Knowing what science now tells us about the evolving complexity around us, it is difficult to escape the conclusion that ethical behaviour consists in supporting this fundamental trend in all things. Why? Because it is impossible to believe that the observed behaviour of the universe is wrong, or bad. Could it be simply morally neutral? Well, it could be, but Swimme, like Kant, like Aristotle, finds this impossible to square with his own, and other humans, sense of awe and wonder in the face of nature’s evolving power and beauty.

In the end it requires a leap of faith to arrive at the conclusion that nature and its processes are in some essential way, good. But having arrived there, the world makes a good deal more sense. Ethically, it becomes clear that acts that favour complexity, or flourishing, are good, and those that thwart it, bad—a morality we might expect of “the universe thinking.”

An elaborate prescription for both social behaviour and conduct toward the natural environment can be drawn from this single precept: to honour diversity and to encourage flourishing.

 


[1] Johnathan Glover notes that the attribution of a moral impulse or “ethical disposition” to people as an element of their “humanity is only partly an empirical claim. It remains also partly an aspiration.”  Johnathan Glover, Humanity: A Moral History of the Twentieth Century (London, Pimlico, 2001), 25. A.W. Wood asserts that there must, however, be some connection between the positive and the normative: “[E]thics must be grounded in a knowledge of human beings that enables us to say that some modes of life are suited to our nature, whereas others are not.” A.W. Wood, Hegel’s Ethical Thought (Cambridge, Cambridge University Press, 1990), 17. Bauman proposes a link in the “moral impulse.”

[2] Noam Chomsky, Language and Problems of Knowledge (Cambridge, MIT Press, 1988), 152. And later (p 161): “The evidence seems compelling, indeed overwhelming, that fundamental aspects of our mental and social life, including language, are determined as part of our biological endowment, not acquired by learning, still less by training, in the course of our experience.”

[3] Ibid., 152-3.

[4] Ibid, 156 ff.

[5] Stuart Kaufman, Reinventing the Sacred (New York, Basic Books, 2008).

 

[6] Kagan, Jerome, “Interview with Jerome Kagan,” by C. Hall, Psychology Today, July1982, 55-6.
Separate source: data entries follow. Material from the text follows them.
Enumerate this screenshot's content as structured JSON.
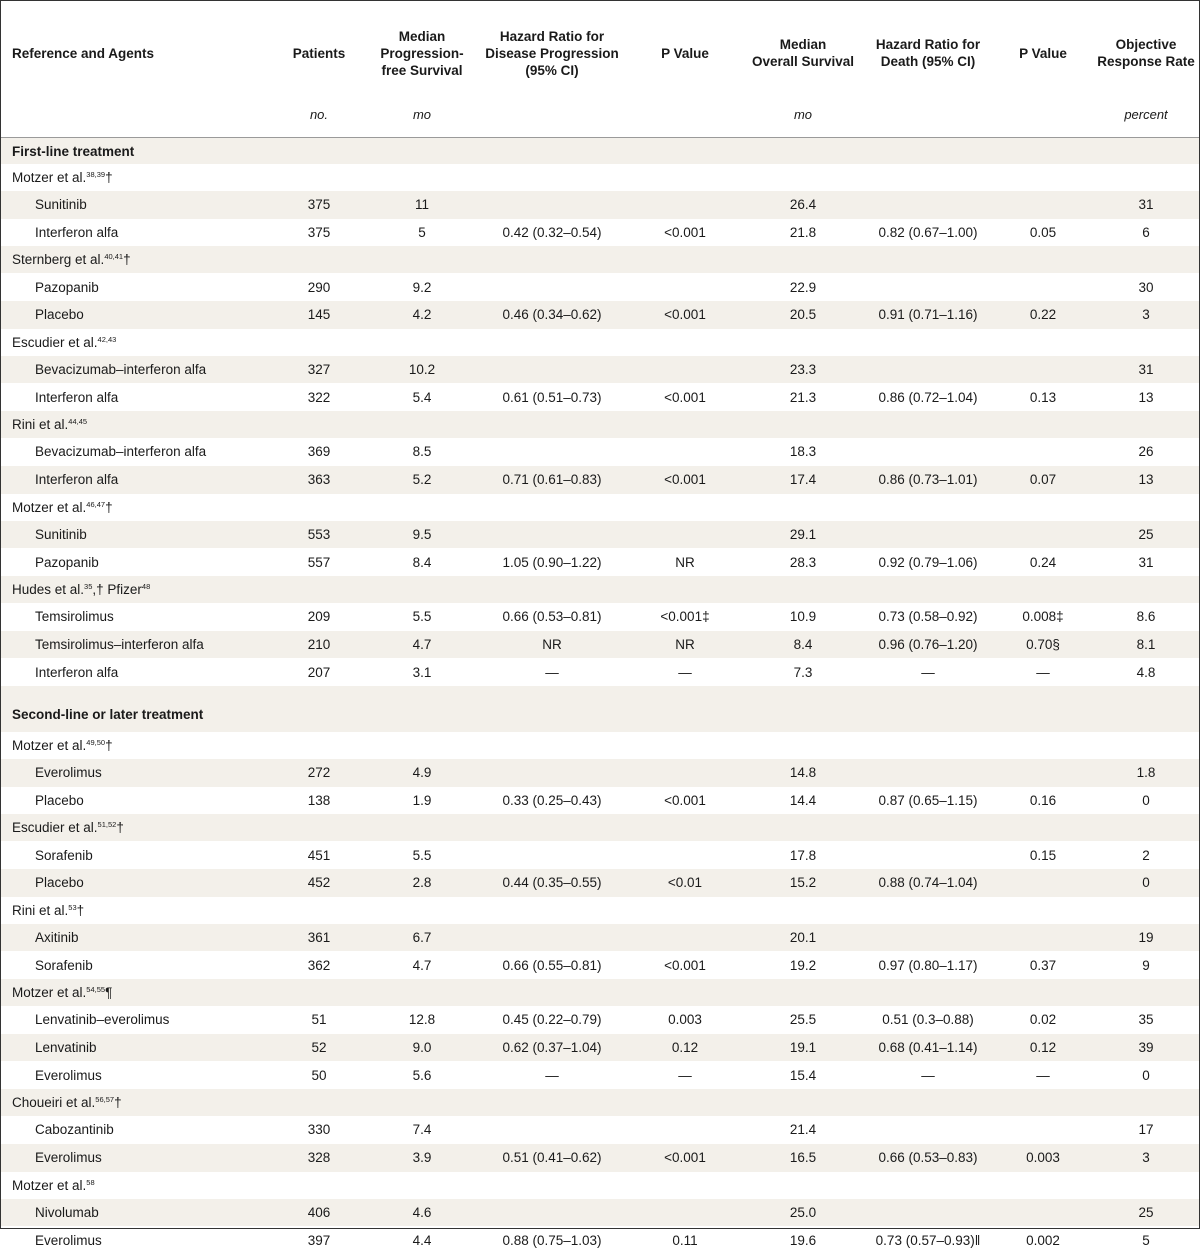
{
  "headers": {
    "reference": "Reference and Agents",
    "patients": "Patients",
    "pfs": [
      "Median",
      "Progression-",
      "free Survival"
    ],
    "hr_progression": [
      "Hazard Ratio for",
      "Disease Progression",
      "(95% CI)"
    ],
    "p_value_1": "P Value",
    "os": [
      "Median",
      "Overall Survival"
    ],
    "hr_death": [
      "Hazard Ratio for",
      "Death (95% CI)"
    ],
    "p_value_2": "P Value",
    "orr": [
      "Objective",
      "Response Rate"
    ]
  },
  "units": {
    "patients": "no.",
    "pfs": "mo",
    "os": "mo",
    "orr": "percent"
  },
  "sections": [
    {
      "title": "First-line treatment",
      "studies": [
        {
          "name": "Motzer et al.",
          "refs": "38,39",
          "mark": "†",
          "mark2": "",
          "rows": [
            {
              "agent": "Sunitinib",
              "patients": "375",
              "pfs": "11",
              "hr_prog": "",
              "p1": "",
              "os": "26.4",
              "hr_death": "",
              "p2": "",
              "orr": "31"
            },
            {
              "agent": "Interferon alfa",
              "patients": "375",
              "pfs": "5",
              "hr_prog": "0.42 (0.32–0.54)",
              "p1": "<0.001",
              "os": "21.8",
              "hr_death": "0.82 (0.67–1.00)",
              "p2": "0.05",
              "orr": "6"
            }
          ]
        },
        {
          "name": "Sternberg et al.",
          "refs": "40,41",
          "mark": "†",
          "mark2": "",
          "rows": [
            {
              "agent": "Pazopanib",
              "patients": "290",
              "pfs": "9.2",
              "hr_prog": "",
              "p1": "",
              "os": "22.9",
              "hr_death": "",
              "p2": "",
              "orr": "30"
            },
            {
              "agent": "Placebo",
              "patients": "145",
              "pfs": "4.2",
              "hr_prog": "0.46 (0.34–0.62)",
              "p1": "<0.001",
              "os": "20.5",
              "hr_death": "0.91 (0.71–1.16)",
              "p2": "0.22",
              "orr": "3"
            }
          ]
        },
        {
          "name": "Escudier et al.",
          "refs": "42,43",
          "mark": "",
          "mark2": "",
          "rows": [
            {
              "agent": "Bevacizumab–interferon alfa",
              "patients": "327",
              "pfs": "10.2",
              "hr_prog": "",
              "p1": "",
              "os": "23.3",
              "hr_death": "",
              "p2": "",
              "orr": "31"
            },
            {
              "agent": "Interferon alfa",
              "patients": "322",
              "pfs": "5.4",
              "hr_prog": "0.61 (0.51–0.73)",
              "p1": "<0.001",
              "os": "21.3",
              "hr_death": "0.86 (0.72–1.04)",
              "p2": "0.13",
              "orr": "13"
            }
          ]
        },
        {
          "name": "Rini et al.",
          "refs": "44,45",
          "mark": "",
          "mark2": "",
          "rows": [
            {
              "agent": "Bevacizumab–interferon alfa",
              "patients": "369",
              "pfs": "8.5",
              "hr_prog": "",
              "p1": "",
              "os": "18.3",
              "hr_death": "",
              "p2": "",
              "orr": "26"
            },
            {
              "agent": "Interferon alfa",
              "patients": "363",
              "pfs": "5.2",
              "hr_prog": "0.71 (0.61–0.83)",
              "p1": "<0.001",
              "os": "17.4",
              "hr_death": "0.86 (0.73–1.01)",
              "p2": "0.07",
              "orr": "13"
            }
          ]
        },
        {
          "name": "Motzer et al.",
          "refs": "46,47",
          "mark": "†",
          "mark2": "",
          "rows": [
            {
              "agent": "Sunitinib",
              "patients": "553",
              "pfs": "9.5",
              "hr_prog": "",
              "p1": "",
              "os": "29.1",
              "hr_death": "",
              "p2": "",
              "orr": "25"
            },
            {
              "agent": "Pazopanib",
              "patients": "557",
              "pfs": "8.4",
              "hr_prog": "1.05 (0.90–1.22)",
              "p1": "NR",
              "os": "28.3",
              "hr_death": "0.92 (0.79–1.06)",
              "p2": "0.24",
              "orr": "31"
            }
          ]
        },
        {
          "name": "Hudes et al.",
          "refs": "35",
          "mark": ",† Pfizer",
          "mark2": "48",
          "rows": [
            {
              "agent": "Temsirolimus",
              "patients": "209",
              "pfs": "5.5",
              "hr_prog": "0.66 (0.53–0.81)",
              "p1": "<0.001‡",
              "os": "10.9",
              "hr_death": "0.73 (0.58–0.92)",
              "p2": "0.008‡",
              "orr": "8.6"
            },
            {
              "agent": "Temsirolimus–interferon alfa",
              "patients": "210",
              "pfs": "4.7",
              "hr_prog": "NR",
              "p1": "NR",
              "os": "8.4",
              "hr_death": "0.96 (0.76–1.20)",
              "p2": "0.70§",
              "orr": "8.1"
            },
            {
              "agent": "Interferon alfa",
              "patients": "207",
              "pfs": "3.1",
              "hr_prog": "—",
              "p1": "—",
              "os": "7.3",
              "hr_death": "—",
              "p2": "—",
              "orr": "4.8"
            }
          ]
        }
      ]
    },
    {
      "title": "Second-line or later treatment",
      "studies": [
        {
          "name": "Motzer et al.",
          "refs": "49,50",
          "mark": "†",
          "mark2": "",
          "rows": [
            {
              "agent": "Everolimus",
              "patients": "272",
              "pfs": "4.9",
              "hr_prog": "",
              "p1": "",
              "os": "14.8",
              "hr_death": "",
              "p2": "",
              "orr": "1.8"
            },
            {
              "agent": "Placebo",
              "patients": "138",
              "pfs": "1.9",
              "hr_prog": "0.33 (0.25–0.43)",
              "p1": "<0.001",
              "os": "14.4",
              "hr_death": "0.87 (0.65–1.15)",
              "p2": "0.16",
              "orr": "0"
            }
          ]
        },
        {
          "name": "Escudier et al.",
          "refs": "51,52",
          "mark": "†",
          "mark2": "",
          "rows": [
            {
              "agent": "Sorafenib",
              "patients": "451",
              "pfs": "5.5",
              "hr_prog": "",
              "p1": "",
              "os": "17.8",
              "hr_death": "",
              "p2": "0.15",
              "orr": "2"
            },
            {
              "agent": "Placebo",
              "patients": "452",
              "pfs": "2.8",
              "hr_prog": "0.44 (0.35–0.55)",
              "p1": "<0.01",
              "os": "15.2",
              "hr_death": "0.88 (0.74–1.04)",
              "p2": "",
              "orr": "0"
            }
          ]
        },
        {
          "name": "Rini et al.",
          "refs": "53",
          "mark": "†",
          "mark2": "",
          "rows": [
            {
              "agent": "Axitinib",
              "patients": "361",
              "pfs": "6.7",
              "hr_prog": "",
              "p1": "",
              "os": "20.1",
              "hr_death": "",
              "p2": "",
              "orr": "19"
            },
            {
              "agent": "Sorafenib",
              "patients": "362",
              "pfs": "4.7",
              "hr_prog": "0.66 (0.55–0.81)",
              "p1": "<0.001",
              "os": "19.2",
              "hr_death": "0.97 (0.80–1.17)",
              "p2": "0.37",
              "orr": "9"
            }
          ]
        },
        {
          "name": "Motzer et al.",
          "refs": "54,55",
          "mark": "¶",
          "mark2": "",
          "rows": [
            {
              "agent": "Lenvatinib–everolimus",
              "patients": "51",
              "pfs": "12.8",
              "hr_prog": "0.45 (0.22–0.79)",
              "p1": "0.003",
              "os": "25.5",
              "hr_death": "0.51 (0.3–0.88)",
              "p2": "0.02",
              "orr": "35"
            },
            {
              "agent": "Lenvatinib",
              "patients": "52",
              "pfs": "9.0",
              "hr_prog": "0.62 (0.37–1.04)",
              "p1": "0.12",
              "os": "19.1",
              "hr_death": "0.68 (0.41–1.14)",
              "p2": "0.12",
              "orr": "39"
            },
            {
              "agent": "Everolimus",
              "patients": "50",
              "pfs": "5.6",
              "hr_prog": "—",
              "p1": "—",
              "os": "15.4",
              "hr_death": "—",
              "p2": "—",
              "orr": "0"
            }
          ]
        },
        {
          "name": "Choueiri et al.",
          "refs": "56,57",
          "mark": "†",
          "mark2": "",
          "rows": [
            {
              "agent": "Cabozantinib",
              "patients": "330",
              "pfs": "7.4",
              "hr_prog": "",
              "p1": "",
              "os": "21.4",
              "hr_death": "",
              "p2": "",
              "orr": "17"
            },
            {
              "agent": "Everolimus",
              "patients": "328",
              "pfs": "3.9",
              "hr_prog": "0.51 (0.41–0.62)",
              "p1": "<0.001",
              "os": "16.5",
              "hr_death": "0.66 (0.53–0.83)",
              "p2": "0.003",
              "orr": "3"
            }
          ]
        },
        {
          "name": "Motzer et al.",
          "refs": "58",
          "mark": "",
          "mark2": "",
          "rows": [
            {
              "agent": "Nivolumab",
              "patients": "406",
              "pfs": "4.6",
              "hr_prog": "",
              "p1": "",
              "os": "25.0",
              "hr_death": "",
              "p2": "",
              "orr": "25"
            },
            {
              "agent": "Everolimus",
              "patients": "397",
              "pfs": "4.4",
              "hr_prog": "0.88 (0.75–1.03)",
              "p1": "0.11",
              "os": "19.6",
              "hr_death": "0.73 (0.57–0.93)‖",
              "p2": "0.002",
              "orr": "5"
            }
          ]
        }
      ]
    }
  ]
}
[7] Robert Kane, Through the Moral Maze: Searching for Absolute Values in a Pluralistic World (New York, Paragon House, 1994), 74-5.

[8] Compare to Kant: “Act in such a way that you always treat humanity, whether in your own person or in the person of any other, never simply as a means, but always at the same time as an end.” (Foundations of the Metaphysics of Morals, 1785)

[9] Critique of Practical Reason (1788).

[10] Swimme Canticle of the Cosmos and other works, published in a variety of media.